Flavour fatigue is really common in trail running events particularly those that are over long distances so it is important to consider having a range of food options and assortment of different flavours/textures for variety.

Hydration is important. Electrolyte replacement should be considered when running in hot and humid conditions or over a prolonged period of time.

It’s relatively common for distance runners to experience some gut issues, often to the extent where performance is affected. The key is to work out what works best for each individual. Although it is challenging to replicate race-day circumstances (as they change from race-to-race), using training runs is a good time to practise event day nutrition to determine what sits well and fuels the body well.

Post-run recovery

There are three golden rules in recovery nutrition:

  • Refuel muscle glycogen (carbohydrate stores)
  • Repair muscle (for function & development)
  • Rehydrate (replace fluids lost through sweat)

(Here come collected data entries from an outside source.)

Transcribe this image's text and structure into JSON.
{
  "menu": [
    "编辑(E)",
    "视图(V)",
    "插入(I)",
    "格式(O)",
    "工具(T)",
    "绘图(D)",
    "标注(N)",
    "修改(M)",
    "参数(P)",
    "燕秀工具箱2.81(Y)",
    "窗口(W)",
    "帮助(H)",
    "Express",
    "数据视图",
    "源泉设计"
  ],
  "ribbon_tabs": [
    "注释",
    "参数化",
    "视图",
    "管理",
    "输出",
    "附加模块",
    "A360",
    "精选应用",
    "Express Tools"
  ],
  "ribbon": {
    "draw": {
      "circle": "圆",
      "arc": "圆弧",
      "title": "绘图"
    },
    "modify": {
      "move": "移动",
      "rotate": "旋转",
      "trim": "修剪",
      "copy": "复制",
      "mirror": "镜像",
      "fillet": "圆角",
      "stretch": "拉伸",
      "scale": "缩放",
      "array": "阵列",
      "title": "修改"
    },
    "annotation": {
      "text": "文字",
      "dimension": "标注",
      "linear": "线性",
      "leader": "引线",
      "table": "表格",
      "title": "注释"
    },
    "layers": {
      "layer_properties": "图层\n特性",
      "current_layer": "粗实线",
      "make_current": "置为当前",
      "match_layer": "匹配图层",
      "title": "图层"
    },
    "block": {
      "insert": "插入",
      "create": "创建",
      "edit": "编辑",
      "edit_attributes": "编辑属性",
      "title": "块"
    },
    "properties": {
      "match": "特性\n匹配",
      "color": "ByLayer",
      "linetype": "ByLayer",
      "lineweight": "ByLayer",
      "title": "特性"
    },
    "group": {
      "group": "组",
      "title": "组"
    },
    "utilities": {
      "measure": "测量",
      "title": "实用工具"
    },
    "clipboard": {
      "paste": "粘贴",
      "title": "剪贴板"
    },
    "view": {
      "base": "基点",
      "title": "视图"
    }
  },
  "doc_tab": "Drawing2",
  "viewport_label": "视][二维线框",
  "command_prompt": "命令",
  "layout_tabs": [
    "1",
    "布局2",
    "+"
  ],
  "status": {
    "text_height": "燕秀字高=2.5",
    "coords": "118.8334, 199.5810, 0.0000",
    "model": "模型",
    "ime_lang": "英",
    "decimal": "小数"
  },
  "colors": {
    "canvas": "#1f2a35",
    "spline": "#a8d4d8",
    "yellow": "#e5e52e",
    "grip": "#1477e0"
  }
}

Recovery meals and snacks should contain carbohydrate (fuel), some protein (for muscle repair and development) and plenty of fluids and electrolytes to replace sweat losses.

A recovery meal or snack should be consumed soon after exercise, remembering that recovery nutrition extends well beyond the initial hours after the run. Fluids (mainly water) should also be consumed, based on estimated losses.

Some recovery food suggestions include:

  • Cheese, ham, avocado and salad sandwich
  • Dairy-based fruit smoothie
  • Yoghurt + muesli with nuts and seeds
  • Tuna and quinoa salad
  • Burritos with chicken, cheese, avocado and salad

It can be hard to eat straight after a run. In these situations, it is fine to hold off on a bigger meal until a little later, but important to eat small snacks after the event to kickstart the recovery processes.


Other Nutrition Tips

  • Plan ahead Develop a schedule for food and fluid intake during racing. This schedule also needs to be flexible as your race strategy may change and each race is different. An Accredited Sports Dietitian can help you with optimal performance on race day.


*Content in this fact sheet should be considered general advice only and may not suit your circumstances. Before modifying your diet, consult an Accredited Sports Dietitian. All content is regularly peer reviewed before publishing.